Few people are aware of the abuses and tragedies that occur within the walls of some facilities.
At all four facilities I was sent to in my teens, I endured physical and psychological abuse by staff: I was choked, slapped across the face, spied on while showering and deprived of sleep. I was called vulgar names and forced to take medication without a diagnosis. At one Utah facility, I was locked in solitary confinement in a room where the walls were covered in scratch marks and blood stains.
I couldn’t report this abuse because all communication with the outside world was monitored and censored. Many congregate-care facilities drive wedges between parents and children by telling parents not to believe their kids when they report mistreatment and by telling children that their cries for help will never be believed. And some children in these facilities have no loved ones to turn to.
Sadly, this industry has thrived for decades thanks to a systemic lack of transparency and accountability. An estimated 120,000 young people are housed in congregate-care facilities at any given time across the country, many of them placed through the child welfare and juvenile justice systems. But there is little oversight. State inspections are typically minimal, and there is no federal or other organized data tracking placements, reporting critical incidents or monitoring quality of care.
Some states spend several hundred dollars per child, per day, for “care” that is systemically abusive. Some children exit facilities more traumatized than when they entered.
The last time the federal government looked seriously at problems with congregate care was the 2008 Government Accountability Office report “Residential Programs: Selected Cases of Death, Abuse, and Deceptive Marketing.” Despite its finding that “ineffective management and operating practices, in addition to untrained staff, contributed to the death and abuse of youth,” there are still no federal reporting requirements governing congregate-care facilities in non-Medicaid-funded psychiatric residential treatment facilities.
No child should die in the name of “treatment.” But too many children have. Cornelius Frederick was a 16-year-old boy who liked chess, basketball and card tricks. A ward of the state, he was sent to Lakeside Academy, a residential treatment facility in Kalamazoo, Mich., operated by a for-profit Alabama company, Sequel Youth and Family Services.
On April 29, 2020, Cornelius threw a sandwich in the Lakeside cafeteria. For that, he was pushed to the ground and physically restrained by seven staffers. As news reports and a graphic video documented, adults placed their weight on Cornelius’s chest for nearly 12 minutes — continuing well after he became unresponsive. Yet staff waited 12 more minutes before Lakeside’s nurse called 911. Cornelius died in a local hospital two days later; his death, by suffocation, was ruled a homicide.
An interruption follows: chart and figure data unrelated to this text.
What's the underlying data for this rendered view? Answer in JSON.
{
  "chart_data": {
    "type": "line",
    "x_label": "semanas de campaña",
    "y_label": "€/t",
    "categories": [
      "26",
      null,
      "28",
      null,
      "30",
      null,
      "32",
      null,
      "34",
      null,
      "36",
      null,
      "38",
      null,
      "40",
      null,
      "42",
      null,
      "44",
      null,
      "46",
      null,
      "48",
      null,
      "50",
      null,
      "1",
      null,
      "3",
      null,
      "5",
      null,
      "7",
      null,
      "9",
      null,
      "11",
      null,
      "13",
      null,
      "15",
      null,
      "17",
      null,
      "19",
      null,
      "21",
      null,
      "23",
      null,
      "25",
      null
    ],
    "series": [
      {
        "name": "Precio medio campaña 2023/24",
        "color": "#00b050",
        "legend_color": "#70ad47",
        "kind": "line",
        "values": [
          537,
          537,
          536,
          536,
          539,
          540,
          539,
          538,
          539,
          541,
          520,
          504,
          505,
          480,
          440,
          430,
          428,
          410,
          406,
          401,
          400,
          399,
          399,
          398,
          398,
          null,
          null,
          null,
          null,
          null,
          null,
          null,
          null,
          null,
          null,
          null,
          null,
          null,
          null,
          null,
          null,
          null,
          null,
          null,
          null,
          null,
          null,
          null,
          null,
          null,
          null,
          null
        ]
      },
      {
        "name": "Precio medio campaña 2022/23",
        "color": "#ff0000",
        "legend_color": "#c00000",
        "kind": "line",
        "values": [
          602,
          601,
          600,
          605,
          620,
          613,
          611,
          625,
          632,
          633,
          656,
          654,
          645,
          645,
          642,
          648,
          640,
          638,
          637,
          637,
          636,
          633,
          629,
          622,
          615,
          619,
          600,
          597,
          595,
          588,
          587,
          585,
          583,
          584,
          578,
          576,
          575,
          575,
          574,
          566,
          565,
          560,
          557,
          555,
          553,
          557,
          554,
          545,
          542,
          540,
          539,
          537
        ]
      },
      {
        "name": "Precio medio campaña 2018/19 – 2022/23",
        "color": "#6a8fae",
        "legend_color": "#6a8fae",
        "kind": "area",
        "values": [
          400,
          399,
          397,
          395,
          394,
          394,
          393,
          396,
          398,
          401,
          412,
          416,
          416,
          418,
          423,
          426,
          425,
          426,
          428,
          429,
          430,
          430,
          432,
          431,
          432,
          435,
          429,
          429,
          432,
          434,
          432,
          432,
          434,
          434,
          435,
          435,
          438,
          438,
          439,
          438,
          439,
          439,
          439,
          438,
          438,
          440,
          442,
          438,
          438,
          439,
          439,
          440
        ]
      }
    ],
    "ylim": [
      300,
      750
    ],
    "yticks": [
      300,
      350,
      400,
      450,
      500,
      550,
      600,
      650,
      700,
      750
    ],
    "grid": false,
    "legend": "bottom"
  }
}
This was not the first incident of dangerous, improper restraints at a Sequel-run facility. In response to media attention that followed Cornelius’s death, the company said that the restraint used on Cornelius violated its policies and that it is transitioning to “a restraint-free model of care.” That’s not good enough.
Perhaps if Congress had acted on the GAO report more than a decade ago, Cornelius and dozens of other children would still be alive today.
Congress and President Biden need to enact a basic federal “bill of rights” for youths in congregate care. Every child placed in these facilities should have a right to a safe, humane environment, free from threats and practices of solitary confinement, and physical or chemical restraint at the whim of staff. Had such rights existed and been enforced, I and countless other survivors could have been spared the abuse and trauma that have haunted us into adulthood.
Congress must also provide states with funding to create comprehensive reporting systems for incidents of institutional abuse and to establish standards for best practices and staff training. It should also require states to prove that children’s basic rights are being protected.
Ensuring that children, including at-risk children, are safe from institutional abuse, neglect and coercion isn’t a Republican or Democratic issue — it’s a basic human rights issue that requires immediate action. Those in power have an obligation to protect the powerless.